Omaze
- Formation: September 2012
- Founder: Ryan Cummins; Matthew Pohlson;
- Headquarters: London, England
- Key people: Matthew Pohlson (CEO);
- Website: omaze.com

= Omaze =

Online fundraising platform

Omaze is a for-profit entertainment company that partners with charities in fundraising events. To enter the draw for the prizes, customers purchase an entry or subscribe, with a percentage of sales going to charity. Businessmen Matthew Pohlson and Ryan Cummins established the organisation in the US in 2012. It initially specialised in celebrity-experience draws, before switching focus to UK house draws in 2020. Omaze has raised more than $300 million for charities as of August 2026.

== History ==

Pohlson and Cummins met at Stanford University in the late 1990s. In July of 2012, they launched Omaze, which offered the chance to win experiences through sweepstakes, while also raising money for charities.

In 2018, co-founder Ryan Cummins left the company, while Pohlson remained as CEO.

In 2020, Omaze introduced the Million Pound House Draw in the UK, offering the chance to win luxury homes while supporting charitable causes. By 2023, Omaze had fully transitioned to the house draw model and relocated its headquarters from Los Angeles to London. The company paused operations in the U.S. but continued its efforts in the UK, and as of 2025, in Germany as well.

Each account on Omaze UK is limited to £500 of entries per calendar month. In the United Kingdom, Omaze currently gives 17% of total sales to the charity partner, with a guaranteed minimum of £1 million. In Germany, the company guarantees charities a minimum of €500k. Select homes have been raffled off in Dorfen, Flensburg Fjord, and the Mecklenburg Lake District.

== Business model and house draws ==
Omaze's previous US model started as a privately owned, for-profit company that had two models to raise funds for charities. Sweepstake entries for a celebrity experience see 60% of the money donated to charity, 25% towards fees and Omaze's costs for advertising and creating content for the event, and 15% to Omaze as profit.

Since 2020, Omaze has operated a fundraising model that combines charities with the chance to win prizes and luxury homes. For each draw, Omaze partners with a charity. A fixed percentage covers the cost of the draw and prize, with the remaining portion paid to the charity partner.

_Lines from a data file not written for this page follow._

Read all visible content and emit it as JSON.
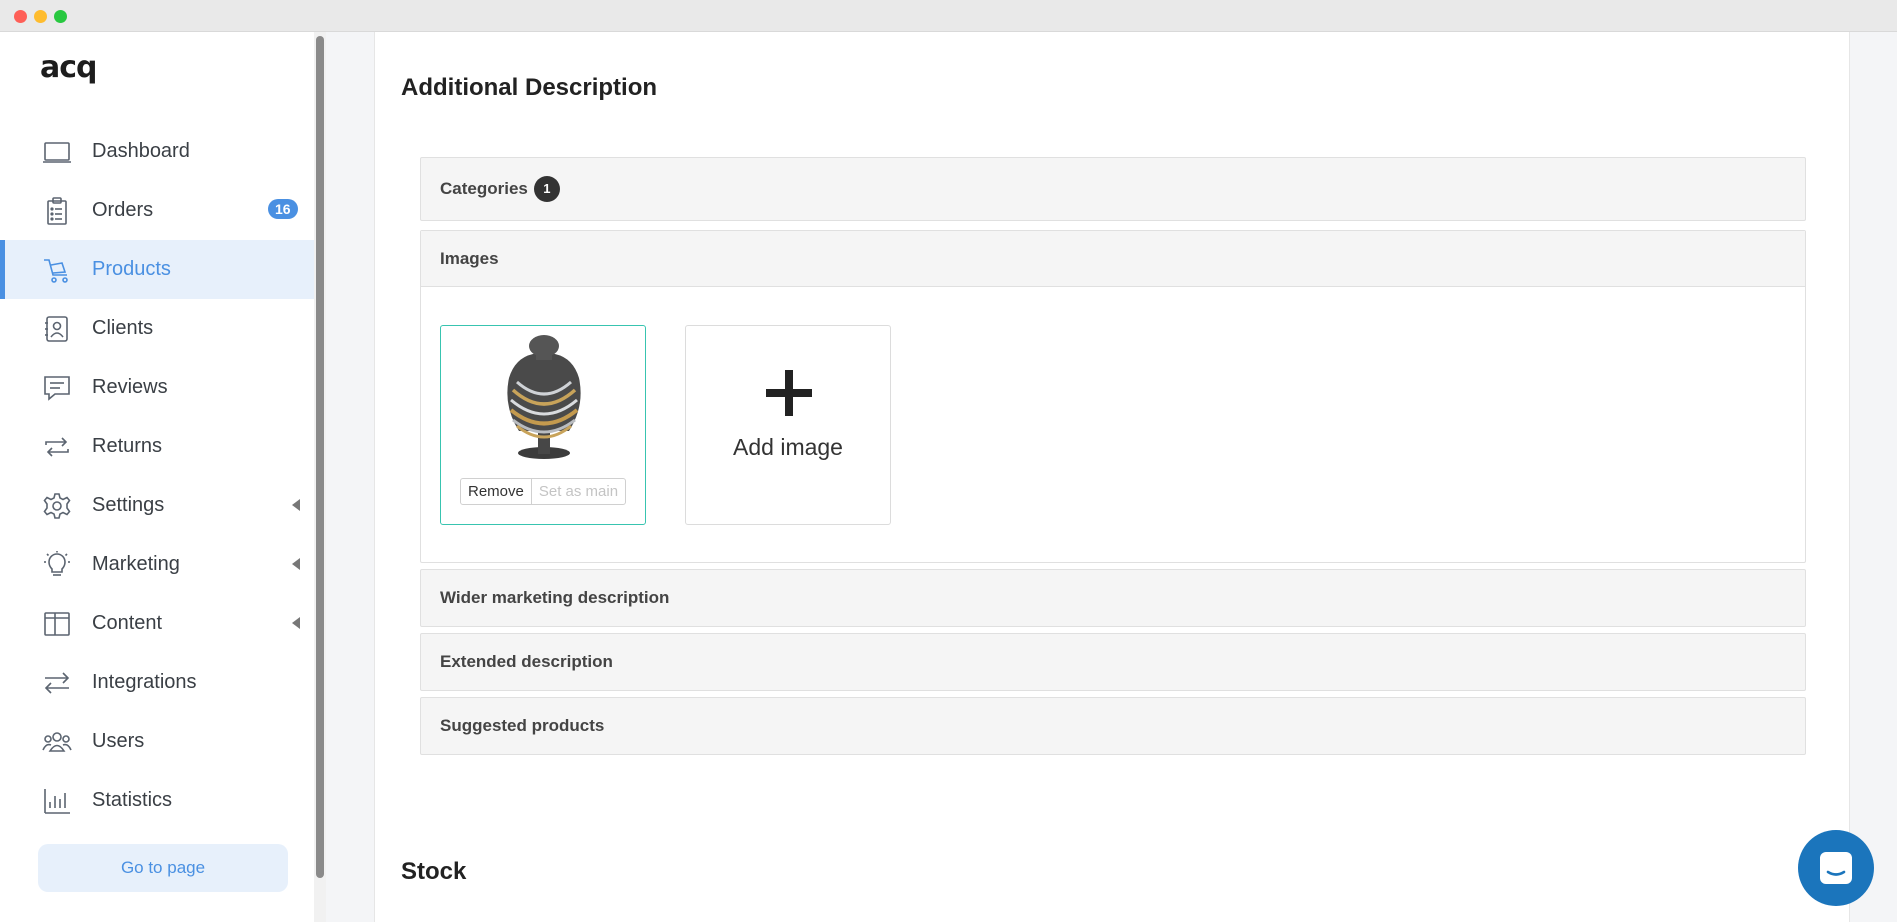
{
  "sidebar": {
    "logo": "acq",
    "items": [
      {
        "label": "Dashboard",
        "icon": "monitor-icon"
      },
      {
        "label": "Orders",
        "icon": "clipboard-icon",
        "badge": "16"
      },
      {
        "label": "Products",
        "icon": "cart-icon",
        "active": true
      },
      {
        "label": "Clients",
        "icon": "contact-card-icon"
      },
      {
        "label": "Reviews",
        "icon": "chat-bubble-icon"
      },
      {
        "label": "Returns",
        "icon": "return-arrows-icon"
      },
      {
        "label": "Settings",
        "icon": "gear-icon",
        "expandable": true
      },
      {
        "label": "Marketing",
        "icon": "lightbulb-icon",
        "expandable": true
      },
      {
        "label": "Content",
        "icon": "layout-columns-icon",
        "expandable": true
      },
      {
        "label": "Integrations",
        "icon": "swap-arrows-icon"
      },
      {
        "label": "Users",
        "icon": "users-icon"
      },
      {
        "label": "Statistics",
        "icon": "bar-chart-icon"
      }
    ],
    "goto_label": "Go to page"
  },
  "main": {
    "section_title": "Additional Description",
    "categories": {
      "label": "Categories",
      "count": "1"
    },
    "images": {
      "label": "Images",
      "remove_label": "Remove",
      "set_main_label": "Set as main",
      "add_label": "Add image"
    },
    "panels": [
      {
        "label": "Wider marketing description"
      },
      {
        "label": "Extended description"
      },
      {
        "label": "Suggested products"
      }
    ],
    "stock_title": "Stock"
  },
  "colors": {
    "accent": "#4a90e2",
    "active_bg": "#e7f0fb",
    "image_border": "#38c4b0",
    "chat_button": "#1b75bc"
  }
}
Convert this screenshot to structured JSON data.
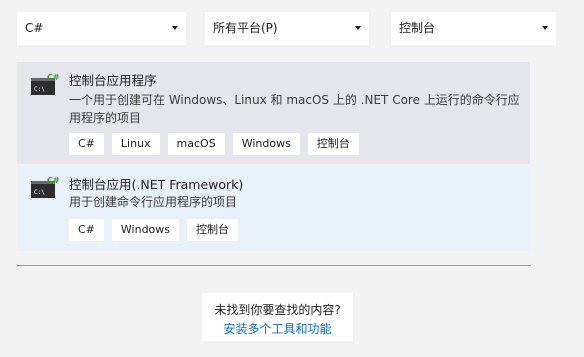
{
  "filters": {
    "language": "C#",
    "platform": "所有平台(P)",
    "project_type": "控制台"
  },
  "templates": [
    {
      "title": "控制台应用程序",
      "description": "一个用于创建可在 Windows、Linux 和 macOS 上的 .NET Core 上运行的命令行应用程序的项目",
      "tags": [
        "C#",
        "Linux",
        "macOS",
        "Windows",
        "控制台"
      ],
      "icon": "console-app-csharp-icon"
    },
    {
      "title": "控制台应用(.NET Framework)",
      "description": "用于创建命令行应用程序的项目",
      "tags": [
        "C#",
        "Windows",
        "控制台"
      ],
      "icon": "console-app-csharp-icon"
    }
  ],
  "help": {
    "question": "未找到你要查找的内容?",
    "link": "安装多个工具和功能"
  },
  "colors": {
    "selected_card": "#e4e6eb",
    "hover_card": "#e8f0fa",
    "link": "#0e70c0",
    "csharp_badge": "#3a9b3a"
  }
}
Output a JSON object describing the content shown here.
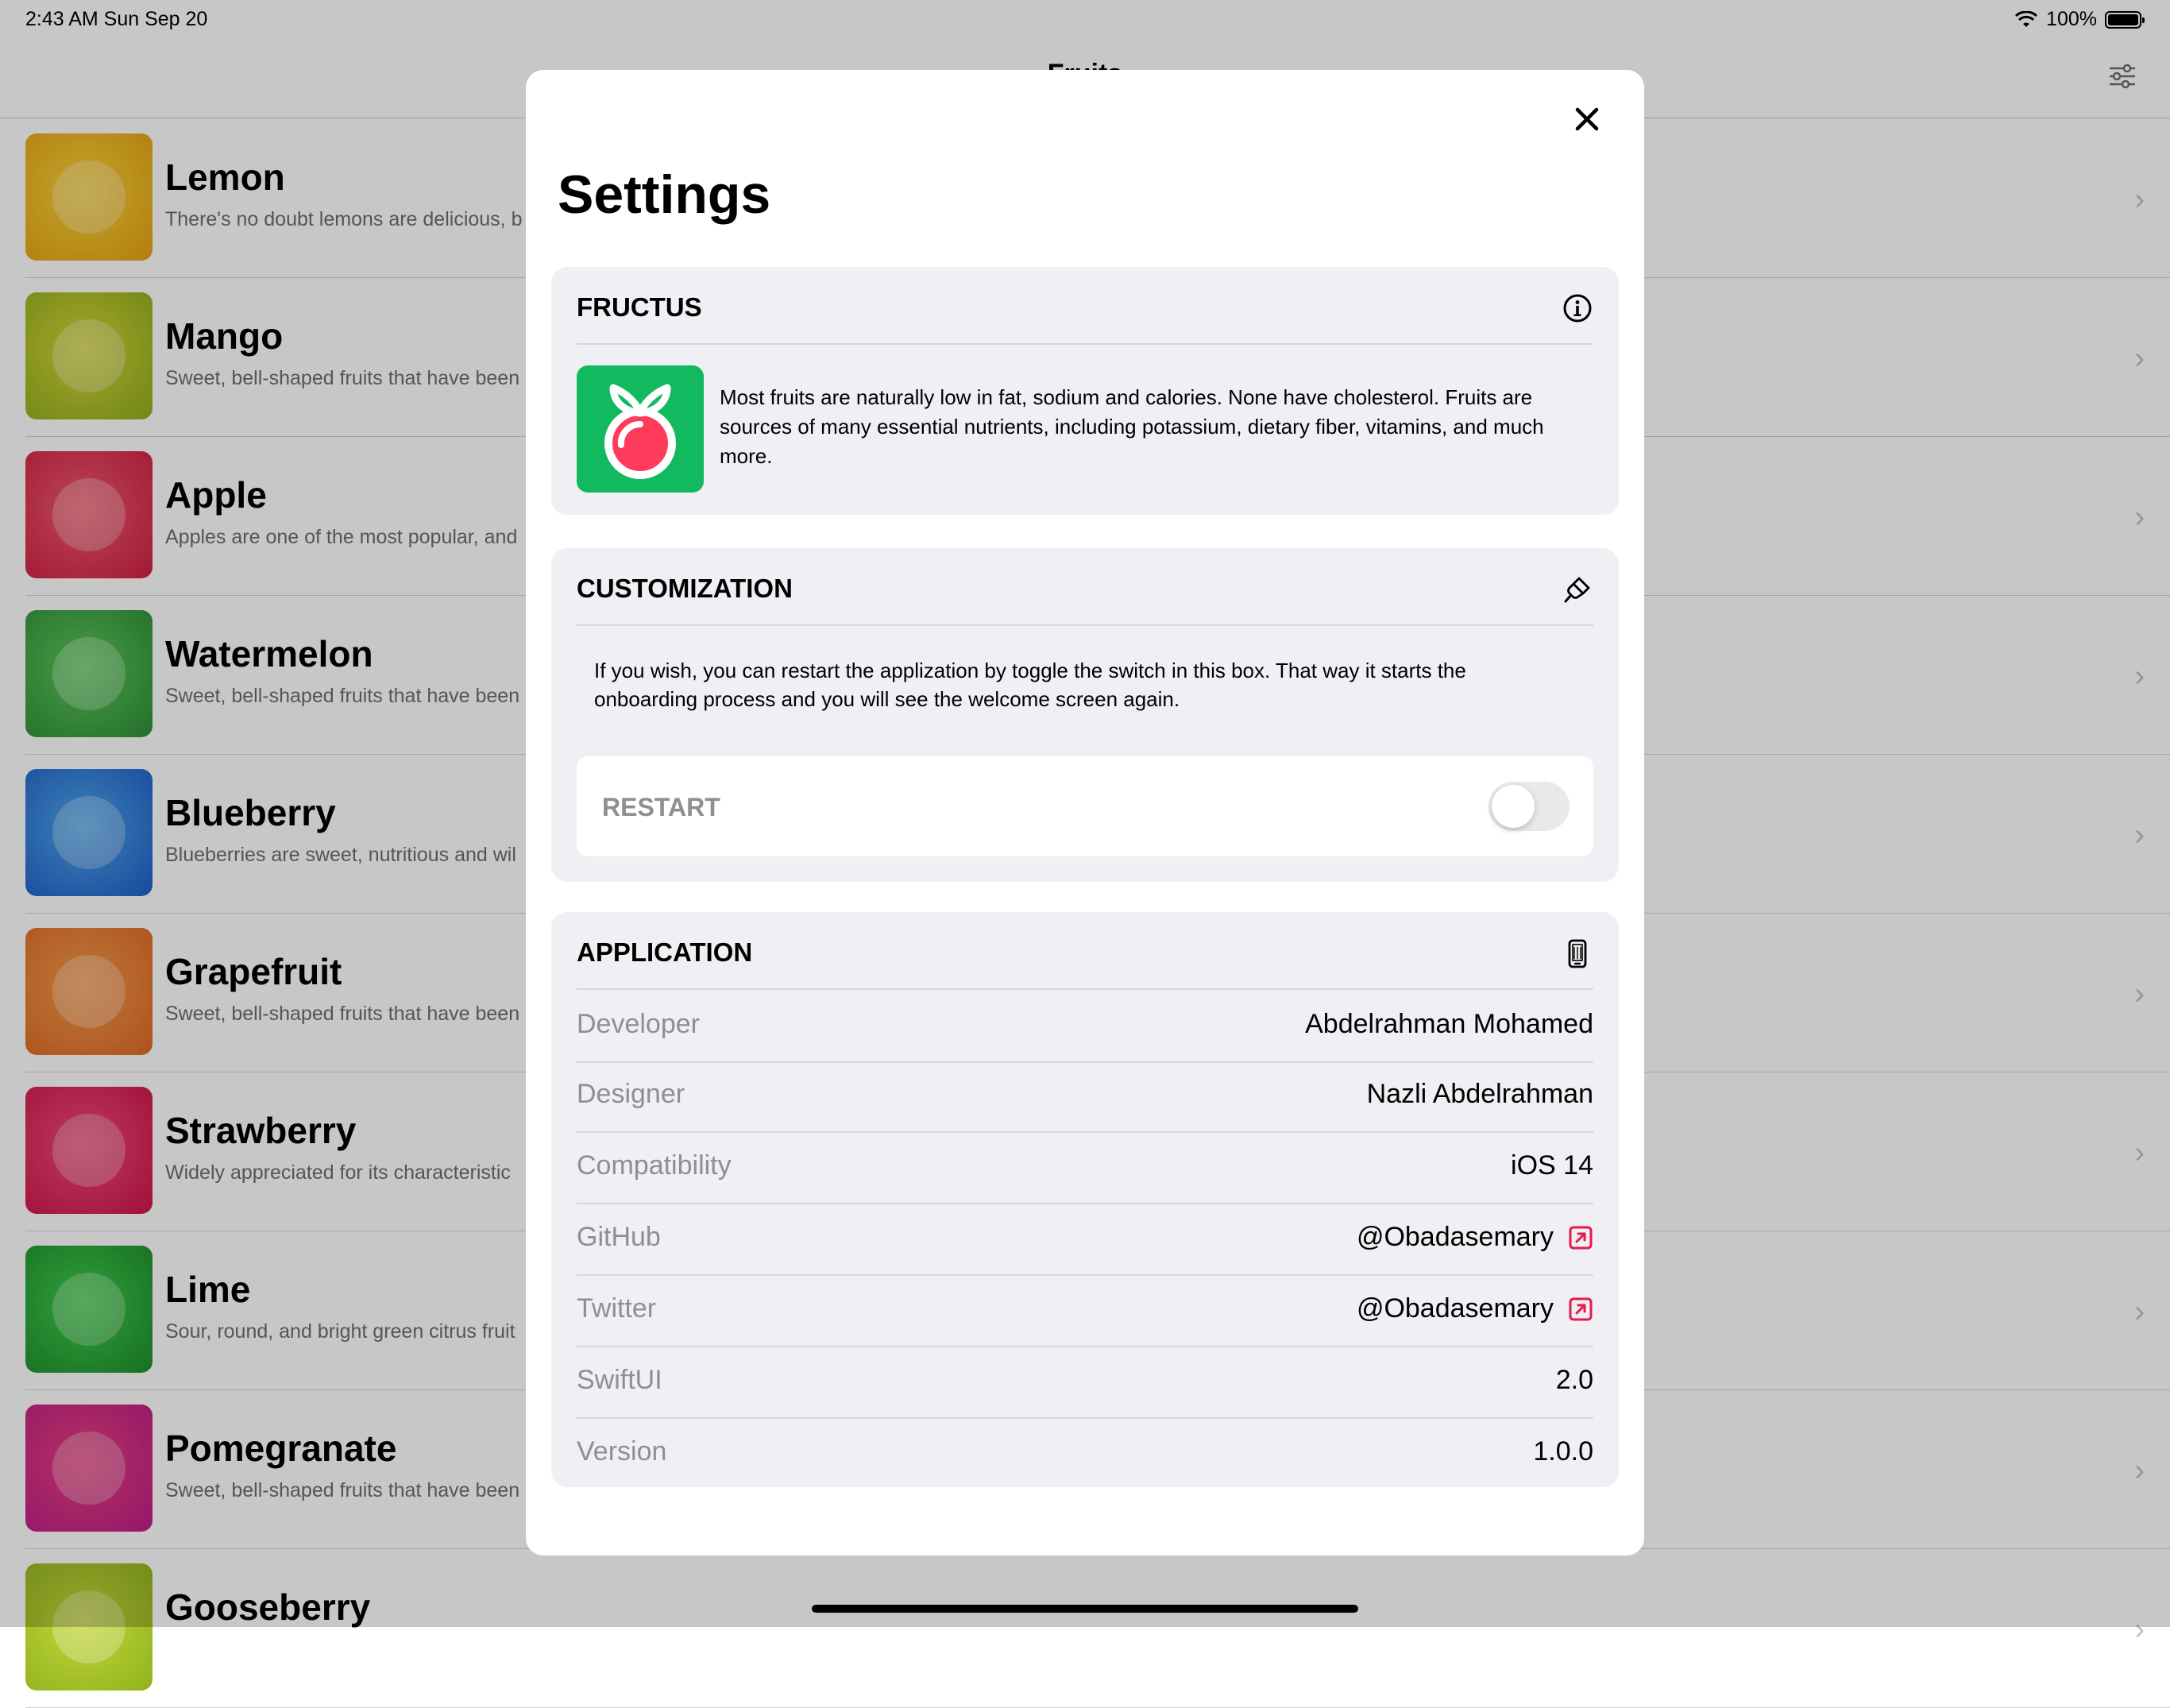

As of May 2025, Omaze has held draws for 37 homes.

The inaugural draw featured a £1 million property in Cheshire and raised £250,000 for the Teenage Cancer Trust. As of 2025, Omaze has awarded 40 homes valued at over £1 million. The average value is currently £2.9 million.

In May 2026, Omaze gave away a home worth more than £5,000,000 overlooking Lake Windermere. As of August 2026, Omaze has given away more than £250 million worth of prizes in the UK since launch.

== Contests ==
Omaze offers prize draws in which entrants are encouraged to contribute financially to a charitable cause, with the amount given determining the number of sweepstake entries that the person receives.

Sweepstakes systems such as Omaze include a no-purchase-necessary clause to comply with fundraising and gaming regulations. In the United Kingdom, participants may submit a postal entry with no fee.

In January 2023, Omaze paused operations in the United States. Due to the move, on 9 December 2022, Omaze laid off 103 employees.